For high-school art teacher Isabelle Guillard, BFA 98, PhD 23, connecting youth with nature is essential. At Curé-Antoine-Labelle high school in Laval, her students have created an eco-art garden that features flower beds, a nursery with edible plants and a sculpture composed of willow arches.

Students from the school’s art, science and special-education classes participate in growing and learning about the plants, but the space also provides a refuge from a busy academic life.

“It’s nice to be outside the walls of the classroom,” says Guillard, a 2020 Concordia Public Scholar. “The garden is the only space at school to recuperate!”

Students work collaboratively with a team of teachers led by Guillard, a visual artist whose doctoral research at Concordia explored the value of outdoor education for teenagers.

While integrating the approach at the secondary level can be challenging, she is optimistic about the positive health impacts.

“Our kids need experiences that allow them to develop their creativity, express themselves and accomplish things on their own,” she says.

“By communicating and creating links with the people and environment around us, we develop confidence in ourselves and in our abilities, and we develop a sense of responsibility. It makes students aware of their impact.”

A headshot of Emma Despland. Emma Despland

Emma Despland, a professor in Concordia’s Department of Biology, has witnessed first-hand how early nature connectedness benefits young adults. She notes that many first-year students enter the program with a passion for conservation, yet are unable to identify common plants and trees in the real world.

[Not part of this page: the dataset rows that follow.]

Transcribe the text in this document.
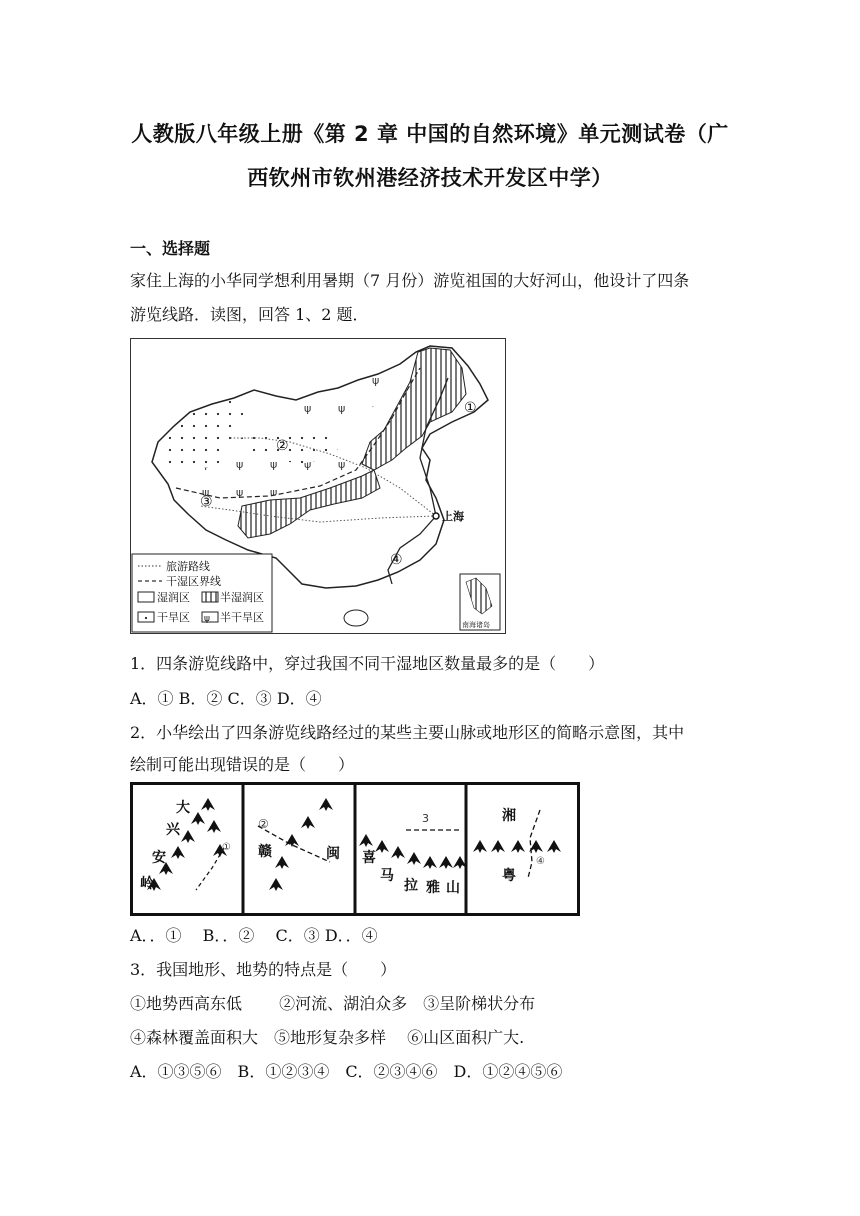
人教版八年级上册《第 2 章 中国的自然环境》单元测试卷（广
西钦州市钦州港经济技术开发区中学）
一、选择题
家住上海的小华同学想利用暑期（7 月份）游览祖国的大好河山，他设计了四条
游览线路．读图，回答 1、2 题．
①
②
③
④
上海
旅游路线
干湿区界线
湿润区	半湿润区
干旱区 ψ 半干旱区
南海诸岛
1．四条游览线路中，穿过我国不同干湿地区数量最多的是（　　）
A．① B．② C．③ D．④
2．小华绘出了四条游览线路经过的某些主要山脉或地形区的简略示意图，其中
绘制可能出现错误的是（　　）
大
兴
安
岭
①
②
赣	闽
3
喜
马
拉 雅 山
湘
粤
④
A．．①　 B．．②　 C．③ D．．④
3．我国地形、地势的特点是（　　）
①地势西高东低　　 ②河流、湖泊众多　③呈阶梯状分布
④森林覆盖面积大　⑤地形复杂多样　 ⑥山区面积广大.
A．①③⑤⑥　B．①②③④　C．②③④⑥　D．①②④⑤⑥
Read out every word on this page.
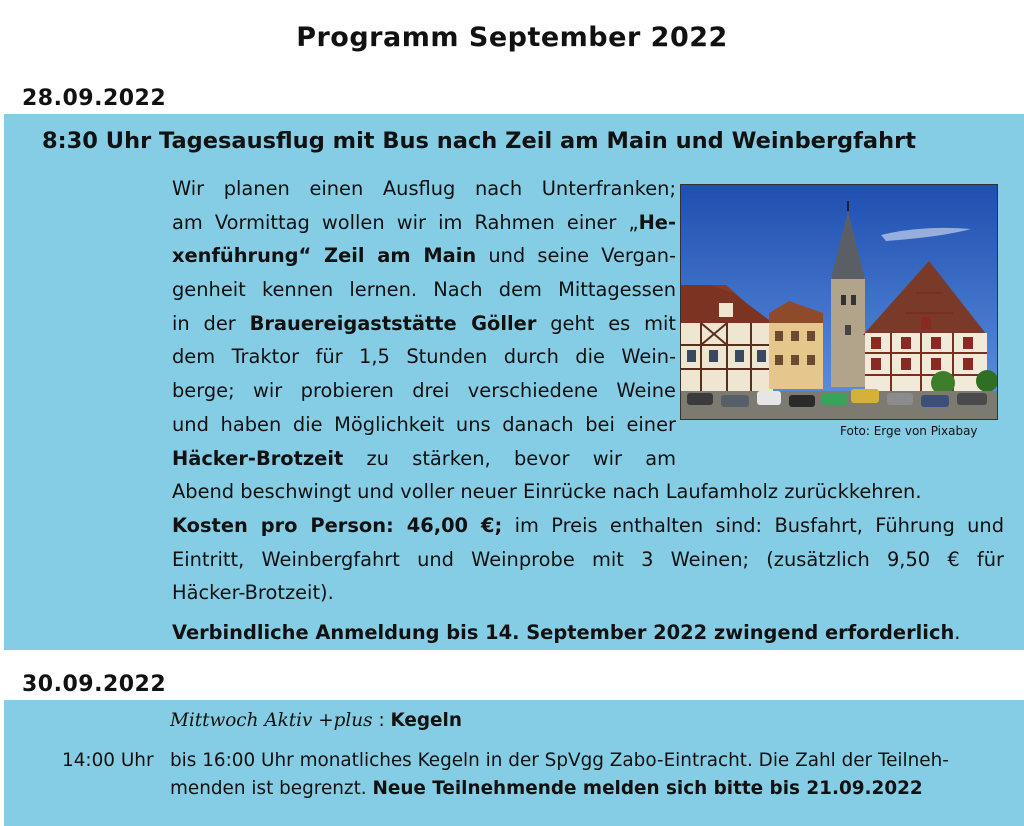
Programm September 2022
28.09.2022
8:30 Uhr Tagesausflug mit Bus nach Zeil am Main und Weinbergfahrt
Wir planen einen Ausflug nach Unterfranken;
am Vormittag wollen wir im Rahmen einer „He-
xenführung“ Zeil am Main und seine Vergan-
genheit kennen lernen. Nach dem Mittagessen
in der Brauereigaststätte Göller geht es mit
dem Traktor für 1,5 Stunden durch die Wein-
berge; wir probieren drei verschiedene Weine
und haben die Möglichkeit uns danach bei einer
Häcker-Brotzeit zu stärken, bevor wir am
Abend beschwingt und voller neuer Einrücke nach Laufamholz zurückkehren.
Kosten pro Person: 46,00 €; im Preis enthalten sind: Busfahrt, Führung und
Eintritt, Weinbergfahrt und Weinprobe mit 3 Weinen; (zusätzlich 9,50 € für
Häcker-Brotzeit).
Verbindliche Anmeldung bis 14. September 2022 zwingend erforderlich.
Foto: Erge von Pixabay
30.09.2022
Mittwoch Aktiv +plus : Kegeln
14:00 Uhr bis 16:00 Uhr monatliches Kegeln in der SpVgg Zabo-Eintracht. Die Zahl der Teilneh-
menden ist begrenzt. Neue Teilnehmende melden sich bitte bis 21.09.2022
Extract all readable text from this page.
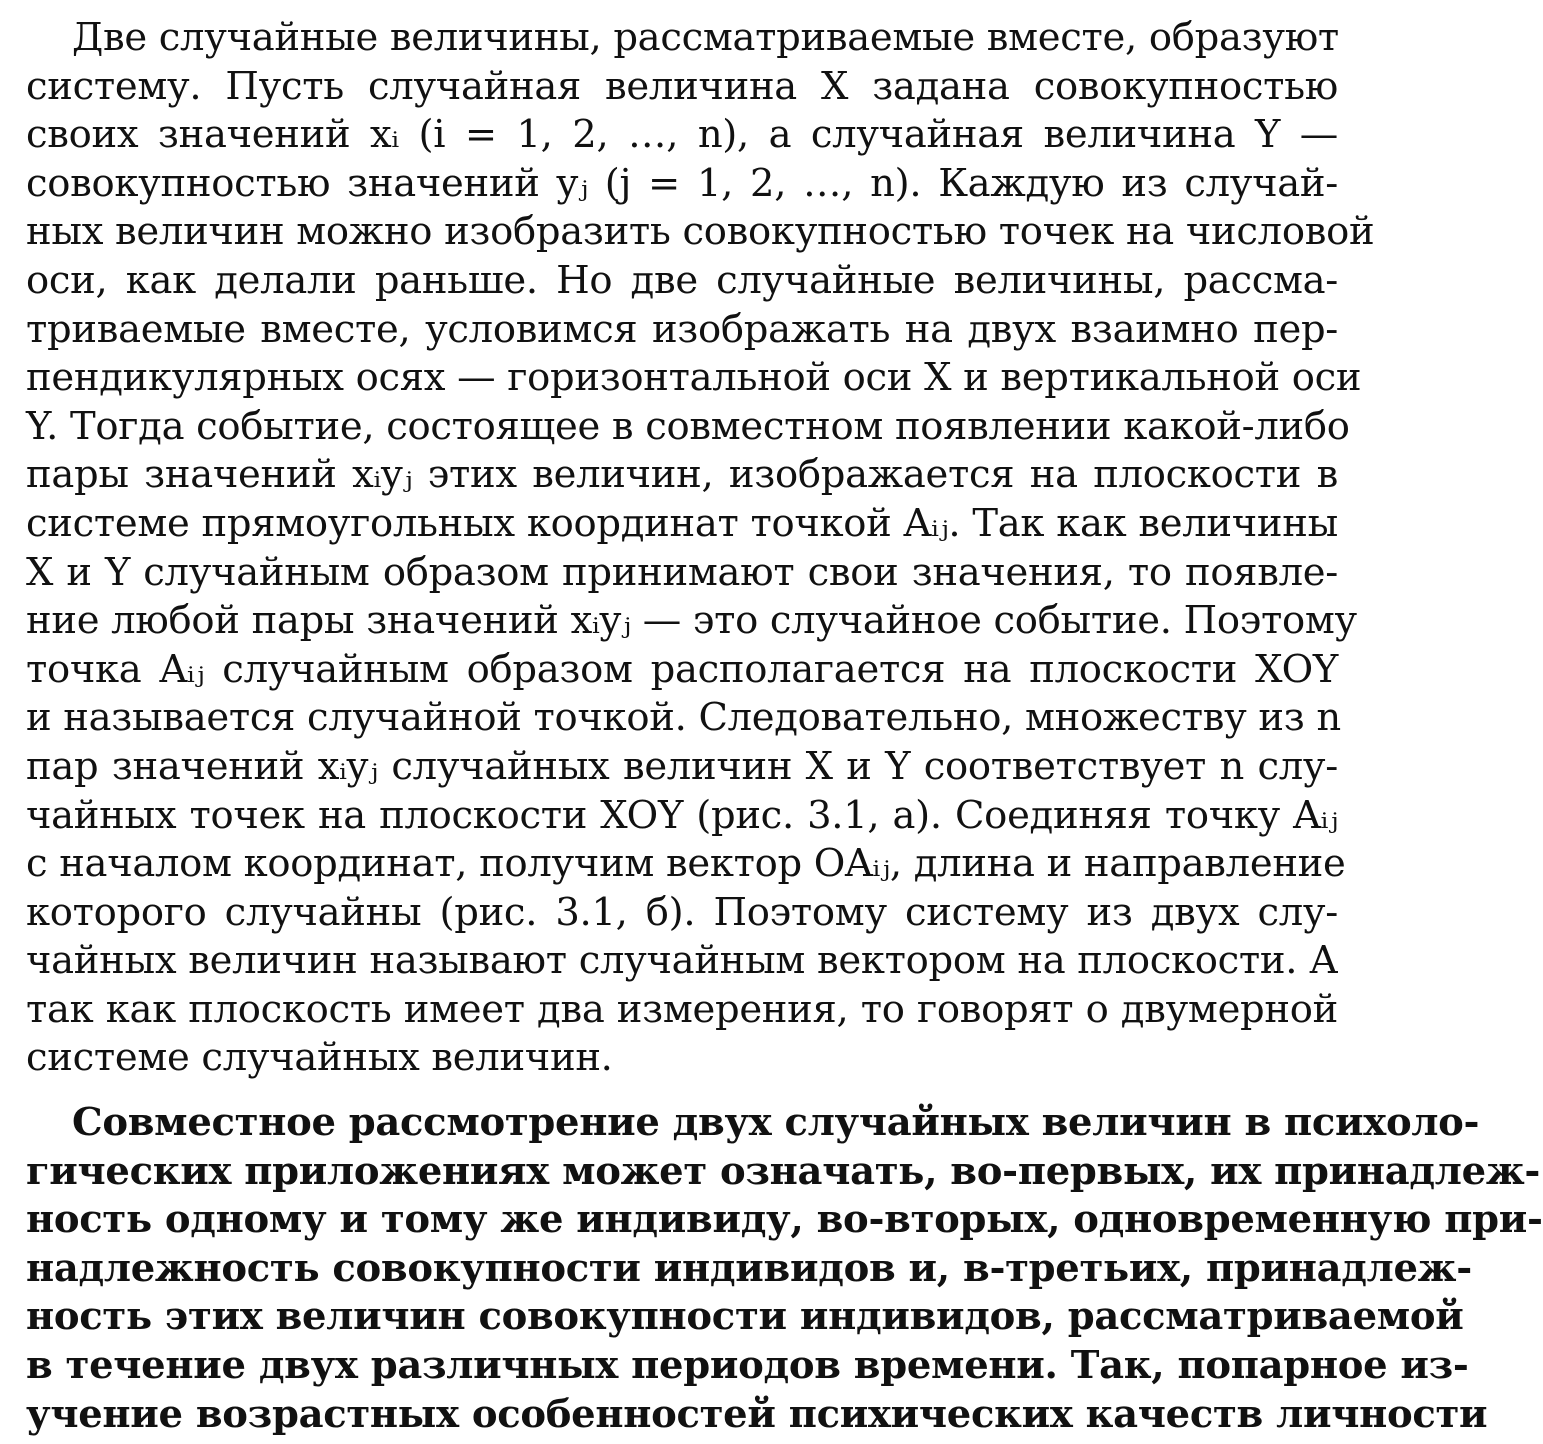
Две случайные величины, рассматриваемые вместе, образуют
систему. Пусть случайная величина X задана совокупностью
своих значений xᵢ (i = 1, 2, …, n), а случайная величина Y —
совокупностью значений yⱼ (j = 1, 2, …, n). Каждую из случай-
ных величин можно изобразить совокупностью точек на числовой
оси, как делали раньше. Но две случайные величины, рассма-
триваемые вместе, условимся изображать на двух взаимно пер-
пендикулярных осях — горизонтальной оси X и вертикальной оси
Y. Тогда событие, состоящее в совместном появлении какой-либо
пары значений xᵢyⱼ этих величин, изображается на плоскости в
системе прямоугольных координат точкой Aᵢⱼ. Так как величины
X и Y случайным образом принимают свои значения, то появле-
ние любой пары значений xᵢyⱼ — это случайное событие. Поэтому
точка Aᵢⱼ случайным образом располагается на плоскости XOY
и называется случайной точкой. Следовательно, множеству из n
пар значений xᵢyⱼ случайных величин X и Y соответствует n слу-
чайных точек на плоскости XOY (рис. 3.1, а). Соединяя точку Aᵢⱼ
с началом координат, получим вектор OAᵢⱼ, длина и направление
которого случайны (рис. 3.1, б). Поэтому систему из двух слу-
чайных величин называют случайным вектором на плоскости. А
так как плоскость имеет два измерения, то говорят о двумерной
системе случайных величин.

Совместное рассмотрение двух случайных величин в психоло-
гических приложениях может означать, во-первых, их принадлеж-
ность одному и тому же индивиду, во-вторых, одновременную при-
надлежность совокупности индивидов и, в-третьих, принадлеж-
ность этих величин совокупности индивидов, рассматриваемой
в течение двух различных периодов времени. Так, попарное из-
учение возрастных особенностей психических качеств личности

“Students come in passionate about the natural world and species extinction, but a lot of their knowledge is theoretical. You take them outside and ask them to identify a tree, and they haven’t had that experience,” she says. “That limited understanding of biology affects their employment opportunities. It’s an education gap that we assume people are getting through childhood — but they’re not.”

In response, Despland and student researchers Ashley Spanier-Levasseur and Lindsay Doyle, BA 23, turned a study on nature connectedness into a community outreach project. Joining forces with city-run day camps, the Finding Urban Nature (F.U.N.) project unites Montreal youth with urban greenspaces. Many participants have never experienced nature walks or insect and fauna observation.

“We are bringing kids outside, showing them the urban gardening we’re doing on campus, inviting them to touch a tree, feed some birds,” Despland explains. “Many kids, especially those living in the city, have not had this experience.”

She highlights the invaluable physical, mental and social health benefits of outdoor activities for children and youth, though stresses that limited access to these opportunities can lead to serious repercussions.

“We are experiencing negative health impacts from an unnatural lifestyle that cuts us off from the natural world. The negative health effects related to being sedentary include mental-health issues and more,” says Despland. “From a developmental perspective, what people experience as children will influence their overall health later on.

“We cannot silo health — we are all connected.”